Looming retirement after 43 years at the University of Calgary, coupled with the request to provide musings on life after graduate studies in Slavic Languages & Literatures at Yale has, inevitably, inspired reflection. If I had to define my career in the minimum number of words, I would choose two: serendipity and context.
I came to Yale in 1966, knowing that Ivan Turgenev was “my man” — and I have remained true to him to this day (and beyond). I wrote my dissertation on Turgenev and he has been at the center of my research interests ever since. So, where does serendipity fit in? Chance encounters at conferences (it is this value of conferences that is all too often underestimated) have led to collaborations; in one instance, it was actually coming across the name of the one and the same colleague in successive archival folders that led to personal contact and a soon-to-be-published joint project. The fortuitous finding of a reference in a library catalogue one dark wintery Friday afternoon (while avoiding more “serious” work) led to the discovery of an unknown original text (Turgenev’s libretto for «Le Dernier Sorcier», one of the operettas he wrote together with Pauline Viardot) that led to other related manuscripts in 3 different countries that eventually led to a performing edition that was produced not only here in Calgary, but also in the US and France. This in turn inspired articles exploring the intellectual exchanges between Turgenev and Louis and Pauline Viardot more generally. The arbitrary choice of a session devoted to digitization of Early Slavic manuscripts at an international conference eventually led to my current project that is intended to see me kept out of mischief for at least 10 years in retirement: an on-line edition of the more than 120 translations in which Turgenev was personally involved (ranging from student translations from Greek and Latin to complete works by his great predecessors in Russian literature, as well as his own works). Most of these are unknown even to Turgenev specialists! I would estimate that far and away the vast majority of my published works stemmed either directly or as part of a chain reaction from something serendipitous.

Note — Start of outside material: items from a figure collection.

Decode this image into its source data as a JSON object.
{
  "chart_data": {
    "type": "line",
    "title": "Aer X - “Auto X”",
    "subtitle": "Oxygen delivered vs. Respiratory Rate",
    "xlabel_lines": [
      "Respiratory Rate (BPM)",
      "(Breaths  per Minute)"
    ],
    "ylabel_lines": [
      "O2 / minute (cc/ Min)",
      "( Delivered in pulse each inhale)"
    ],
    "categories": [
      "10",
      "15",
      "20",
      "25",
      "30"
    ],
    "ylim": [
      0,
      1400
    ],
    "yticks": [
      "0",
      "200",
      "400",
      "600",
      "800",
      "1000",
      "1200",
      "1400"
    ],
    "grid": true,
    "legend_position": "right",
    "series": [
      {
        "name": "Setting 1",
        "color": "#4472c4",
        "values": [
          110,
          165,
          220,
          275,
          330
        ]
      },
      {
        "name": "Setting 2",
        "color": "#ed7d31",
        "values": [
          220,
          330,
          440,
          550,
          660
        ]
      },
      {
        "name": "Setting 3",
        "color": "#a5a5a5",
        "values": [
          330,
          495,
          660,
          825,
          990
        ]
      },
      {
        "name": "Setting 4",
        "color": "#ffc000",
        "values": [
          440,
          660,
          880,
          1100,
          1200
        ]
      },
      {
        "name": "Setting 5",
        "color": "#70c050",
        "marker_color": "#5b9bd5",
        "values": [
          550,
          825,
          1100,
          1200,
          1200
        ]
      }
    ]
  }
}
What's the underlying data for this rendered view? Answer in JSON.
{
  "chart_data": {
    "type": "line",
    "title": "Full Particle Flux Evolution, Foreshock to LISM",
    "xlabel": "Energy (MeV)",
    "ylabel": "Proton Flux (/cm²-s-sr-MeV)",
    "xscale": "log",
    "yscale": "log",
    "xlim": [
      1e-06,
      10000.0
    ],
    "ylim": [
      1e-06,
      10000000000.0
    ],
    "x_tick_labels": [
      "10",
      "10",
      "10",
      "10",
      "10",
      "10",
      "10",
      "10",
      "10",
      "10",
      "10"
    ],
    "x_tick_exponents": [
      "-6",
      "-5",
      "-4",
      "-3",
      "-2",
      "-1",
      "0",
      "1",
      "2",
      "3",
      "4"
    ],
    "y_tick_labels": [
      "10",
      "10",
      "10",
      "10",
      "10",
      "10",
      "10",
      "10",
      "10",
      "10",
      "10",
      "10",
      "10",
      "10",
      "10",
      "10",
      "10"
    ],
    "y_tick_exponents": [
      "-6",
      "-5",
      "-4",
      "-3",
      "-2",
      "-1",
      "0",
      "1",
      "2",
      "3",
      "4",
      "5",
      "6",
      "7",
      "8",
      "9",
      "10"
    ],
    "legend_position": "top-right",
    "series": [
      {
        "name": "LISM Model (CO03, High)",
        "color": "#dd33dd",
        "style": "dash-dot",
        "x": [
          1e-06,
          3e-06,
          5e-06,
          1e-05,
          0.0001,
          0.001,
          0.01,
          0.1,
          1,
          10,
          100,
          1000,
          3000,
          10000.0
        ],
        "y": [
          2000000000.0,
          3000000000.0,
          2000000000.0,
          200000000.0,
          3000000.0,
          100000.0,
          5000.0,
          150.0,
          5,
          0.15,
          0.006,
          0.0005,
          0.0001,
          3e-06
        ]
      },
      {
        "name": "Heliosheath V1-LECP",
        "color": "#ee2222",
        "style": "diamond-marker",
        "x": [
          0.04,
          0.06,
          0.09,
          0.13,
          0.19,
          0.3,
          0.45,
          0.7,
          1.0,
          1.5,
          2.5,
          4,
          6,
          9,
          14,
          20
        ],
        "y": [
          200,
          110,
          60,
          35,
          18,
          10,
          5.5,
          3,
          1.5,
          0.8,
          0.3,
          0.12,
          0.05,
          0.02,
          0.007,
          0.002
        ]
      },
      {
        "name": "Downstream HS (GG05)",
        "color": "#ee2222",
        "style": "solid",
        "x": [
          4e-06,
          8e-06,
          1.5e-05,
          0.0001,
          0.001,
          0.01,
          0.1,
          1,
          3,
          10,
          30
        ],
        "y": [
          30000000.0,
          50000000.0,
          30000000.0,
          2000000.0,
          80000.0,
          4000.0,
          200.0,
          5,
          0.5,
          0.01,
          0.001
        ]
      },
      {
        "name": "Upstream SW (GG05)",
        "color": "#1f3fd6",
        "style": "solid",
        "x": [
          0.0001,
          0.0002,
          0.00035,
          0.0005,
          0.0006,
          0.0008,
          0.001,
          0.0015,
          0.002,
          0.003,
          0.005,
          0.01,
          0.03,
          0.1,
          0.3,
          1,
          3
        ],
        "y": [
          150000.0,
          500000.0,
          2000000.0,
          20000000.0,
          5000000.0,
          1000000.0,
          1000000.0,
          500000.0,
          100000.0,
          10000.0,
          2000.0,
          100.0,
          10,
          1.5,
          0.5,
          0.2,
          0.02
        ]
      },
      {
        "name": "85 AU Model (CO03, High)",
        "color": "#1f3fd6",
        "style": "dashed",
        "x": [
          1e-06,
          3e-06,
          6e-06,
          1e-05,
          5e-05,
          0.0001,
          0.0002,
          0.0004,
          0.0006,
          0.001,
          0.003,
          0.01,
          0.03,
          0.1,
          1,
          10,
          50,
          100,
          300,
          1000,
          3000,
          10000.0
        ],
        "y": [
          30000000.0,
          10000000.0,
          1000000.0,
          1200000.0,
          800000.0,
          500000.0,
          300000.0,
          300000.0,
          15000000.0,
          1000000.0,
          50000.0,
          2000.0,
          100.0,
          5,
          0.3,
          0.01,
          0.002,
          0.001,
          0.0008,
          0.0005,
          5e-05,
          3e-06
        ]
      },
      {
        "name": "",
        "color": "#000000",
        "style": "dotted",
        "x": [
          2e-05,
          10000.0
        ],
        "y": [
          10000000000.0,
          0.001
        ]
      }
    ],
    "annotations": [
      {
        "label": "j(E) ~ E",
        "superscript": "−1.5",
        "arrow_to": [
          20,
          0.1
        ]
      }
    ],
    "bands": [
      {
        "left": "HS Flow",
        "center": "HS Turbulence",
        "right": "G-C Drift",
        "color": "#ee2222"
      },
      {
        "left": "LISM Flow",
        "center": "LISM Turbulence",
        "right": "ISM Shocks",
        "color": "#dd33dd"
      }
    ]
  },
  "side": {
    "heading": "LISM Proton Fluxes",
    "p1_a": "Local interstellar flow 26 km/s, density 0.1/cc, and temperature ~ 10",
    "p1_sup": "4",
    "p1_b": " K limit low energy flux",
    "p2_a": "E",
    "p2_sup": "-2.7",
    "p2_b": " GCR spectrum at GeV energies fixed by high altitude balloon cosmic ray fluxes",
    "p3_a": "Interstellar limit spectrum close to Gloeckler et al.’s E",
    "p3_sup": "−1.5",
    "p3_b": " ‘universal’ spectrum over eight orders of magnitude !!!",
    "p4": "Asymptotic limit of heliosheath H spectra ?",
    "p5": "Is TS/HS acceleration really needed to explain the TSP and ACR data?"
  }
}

One of the things that teaching at a university without a graduate program in Russian made me realize that while there is a link between teaching and research, there is equally a “disconnect.” It did not take long to realize that those to whom one was “teaching” Russian literature were not, with the rarest exception, nascent “Slavists” or “Russianists” (which, given job prospects, was a wise choice). For them, therefore, Russian literature has to have a direct and immediate relevance; it has to address issues that are no less important to them than they had been to the contemporaries of those works. Fortunately, Russian literature has no shortage of works that address fundamental issues of human existence and interaction, ones that can spark the most dynamic — and occasionally heated — of discussions. So where does “context” come in? For me it was vital to try and understand the personal and intellectual elements that contributed to the mindset that produced the works that my students and I were reading. Consequently, the majority of my own research and publications — however serendipitous their origins — stemmed from the effort to try and understand those elements in ever-widening and deepening circles. What were the historical, intellectual, social and educational influences on the authors we read? This required broader reading, often outside Russian literature. For the early 20th century, it required attention to other art forms beyond literature. Nor was the process in language classes significantly different. A course on contemporary Russian in the 1990s led to the exploration of a rich body of work by women authors, concerned with daily reality. Today, Beginners’ Russian involves the exploration of on-line shops in Russia with students’ buying new wardrobes and/or equipping themselves for spending 6 months in Russia in an unfurnished apartment within a limited budget. Etc., etc., etc.
Last but not least I would like to reflect on what has been probably the greatest change that I have witnessed over my professional life. As a non-American without access to IREX, I was among the last generation for whom study in Russia/the Soviet Union was not a possibility as a student. Formal exchanges during the early years of my career made research trips possible, but extremely circumscribed. With the collapse of the Soviet Union, not only contacts, but even cooperation and collaboration with Russian colleagues became increasingly possible. My interest in Turgenev’s close friend and literary adviser Pavel Annenkov serves as a telling example. For my first research trip to Moscow in 1978, I was initially denied access to the then TsGALI, which had the largest collection of his materials; even when that decision was (astonishingly) reversed (my “minder” would stand up when I entered the room after that reversal —“just in case” — because it was unprecedented in his experience!), the archivists decided what material I was issued (I did not see the “catalogue” until the early 2000s). Some years later, I was denied an exchange visit to Pushkinskii dom, because someone within PD was working on the Annenkov–Turgenev correspondence that I was interested in. By the mid-1990s that individual (the late Nataliia Mostovskaia) and I were working on a joint edition of those letters, eventually published in 2005 in the Literaturnye pamiatniki series. And five years after that I was appointed by the Academy of Sciences to the Editorial Board of their Turgenev edition! Indeed, much of my recent work has been published in Russia, and many of my major projects have been undertaken in collaboration with Russian colleagues. Not even in my wildest dreams as a graduate student at Yale could I have envisaged such changes!